[R] question about how summary.lm works

Mon Jan 12 18:26:06 CET 2004

Hi,

While exploring how summary.lm generated its output I came across a section 
that left me puzzled.

at around line 57
     R <- chol2inv(Qr$qr[p1, p1, drop = FALSE])
     se <- sqrt(diag(R) * resvar)

I'm hoping somebody could explain the logic of these to steps or 
alternatively point me in the direction of a text that will explain these 
steps.

In particular I'm puzzled what is the relationship between QR factorization 
and the cholesky factorization such that one can give a (sort of ) R matrix 
as a parameter of chol2inv().
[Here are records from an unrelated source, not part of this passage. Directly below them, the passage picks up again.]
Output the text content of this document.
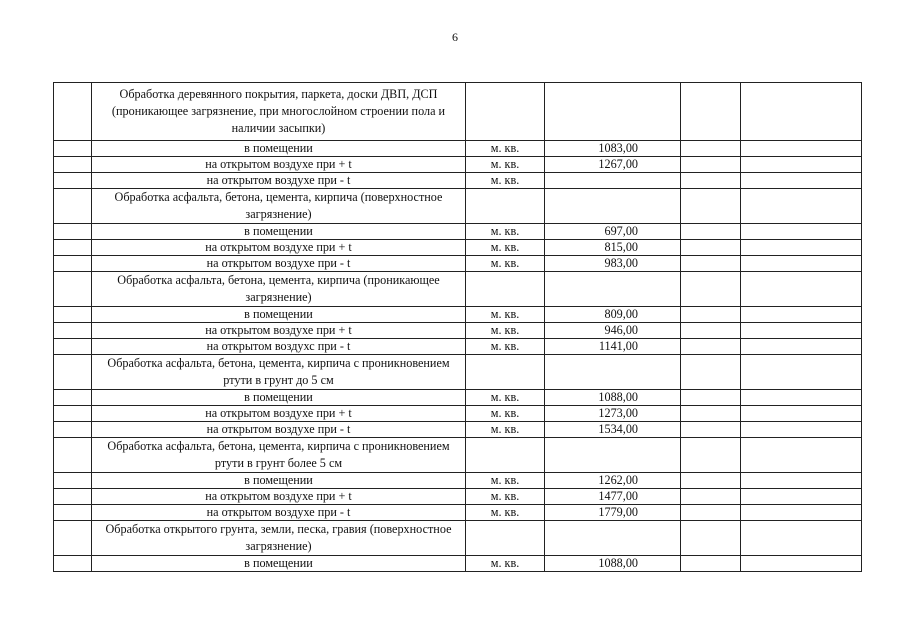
6
	Обработка деревянного покрытия, паркета, доски ДВП, ДСП (проникающее загрязнение, при многослойном строении пола и наличии засыпки)				
	в помещении	м. кв.	1083,00		
	на открытом воздухе при + t	м. кв.	1267,00		
	на открытом воздухе при - t	м. кв.			
	Обработка асфальта, бетона, цемента, кирпича (поверхностное загрязнение)				
	в помещении	м. кв.	697,00		
	на открытом воздухе при + t	м. кв.	815,00		
	на открытом воздухе при - t	м. кв.	983,00		
	Обработка асфальта, бетона, цемента, кирпича (проникающее загрязнение)				
	в помещении	м. кв.	809,00		
	на открытом воздухе при + t	м. кв.	946,00		
	на открытом воздухс при - t	м. кв.	1141,00		
	Обработка асфальта, бетона, цемента, кирпича с проникновением ртути в грунт до 5 см				
	в помещении	м. кв.	1088,00		
	на открытом воздухе при + t	м. кв.	1273,00		
	на открытом воздухе при - t	м. кв.	1534,00		
	Обработка асфальта, бетона, цемента, кирпича с проникновением ртути в грунт более 5 см				
	в помещении	м. кв.	1262,00		
	на открытом воздухе при + t	м. кв.	1477,00		
	на открытом воздухе при - t	м. кв.	1779,00		
	Обработка открытого грунта, земли, песка, гравия (поверхностное загрязнение)				
	в помещении	м. кв.	1088,00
I say sort of R matrix as the matrix 
generated by Qr$qr[p1, p1, drop = FALSE] has a lower triangle with non zero 
entries although the upper triangle corresponds to the values in the R matrix.

Thank you

Dominic

summary.lm
function (object, correlation = FALSE, symbolic.cor = FALSE,
     ...)
{
     z <- object
     p <- z$rank
     if (p == 0) {
         r <- z$residuals
         n <- length(r)
         w <- z$weights
         if (is.null(w)) {
             rss <- sum(r^2)
         }
         else {
             rss <- sum(w * r^2)
             r <- sqrt(w) * r
         }
         resvar <- rss/(n - p)
         ans <- z[c("call", "terms")]
         class(ans) <- "summary.lm"
         ans$aliased <- is.na(coef(object))
         ans$residuals <- r
         ans$df <- c(0, n, length(ans$aliased))
         ans$coefficients <- matrix(NA, 0, 4)
         dimnames(ans$coefficients) <- list(NULL, c("Estimate",
             "Std. Error", "t value", "Pr(>|t|)"))
         ans$sigma <- sqrt(resvar)
         ans$r.squared <- ans$adj.r.squared <- 0
         return(ans)
     }
     Qr <- object$qr
     if (is.null(z$terms) || is.null(Qr))
         stop("invalid 'lm' object:  no terms nor qr component")
     n <- NROW(Qr$qr)
     rdf <- n - p
     if (rdf != z$df.residual)
         warning("inconsistent residual degrees of freedom. -- please report!")
     p1 <- 1:p
     r <- z$residuals
     f <- z$fitted
     w <- z$weights
     if (is.null(w)) {
         mss <- if (attr(z$terms, "intercept"))
             sum((f - mean(f))^2)
         else sum(f^2)
         rss <- sum(r^2)
     }
     else {
         mss <- if (attr(z$terms, "intercept")) {
             m <- sum(w * f/sum(w))
             sum(w * (f - m)^2)
         }
         else sum(w * f^2)
         rss <- sum(w * r^2)
         r <- sqrt(w) * r
     }
     resvar <- rss/rdf
     R <- chol2inv(Qr$qr[p1, p1, drop = FALSE])
     se <- sqrt(diag(R) * resvar)
     est <- z$coefficients[Qr$pivot[p1]]
     tval <- est/se
     ans <- z[c("call", "terms")]
     ans$residuals <- r
     ans$coefficients <- cbind(est, se, tval, 2 * pt(abs(tval),
         rdf, lower.tail = FALSE))
     dimnames(ans$coefficients) <- list(names(z$coefficients)[Qr$pivot[p1]],
         c("Estimate", "Std. Error", "t value", "Pr(>|t|)"))
     ans$aliased <- is.na(coef(object))
     ans$sigma <- sqrt(resvar)
     ans$df <- c(p, rdf, NCOL(Qr$qr))
     if (p != attr(z$terms, "intercept")) {
         df.int <- if (attr(z$terms, "intercept"))
             1
         else 0
         ans$r.squared <- mss/(mss + rss)
         ans$adj.r.squared <- 1 - (1 - ans$r.squared) * ((n -
             df.int)/rdf)
         ans$fstatistic <- c(value = (mss/(p - df.int))/resvar,
             numdf = p - df.int, dendf = rdf)
     }
     else ans$r.squared <- ans$adj.r.squared <- 0
     ans$cov.unscaled <- R
     dimnames(ans$cov.unscaled) <- dimnames(ans$coefficients)[c(1,
         1)]
     if (correlation) {
         ans$correlation <- (R * resvar)/outer(se, se)
         dimnames(ans$correlation) <- dimnames(ans$cov.unscaled)
         ans$symbolic.cor <- symbolic.cor
     }
     class(ans) <- "summary.lm"
     ans
}
<environment: namespace:base>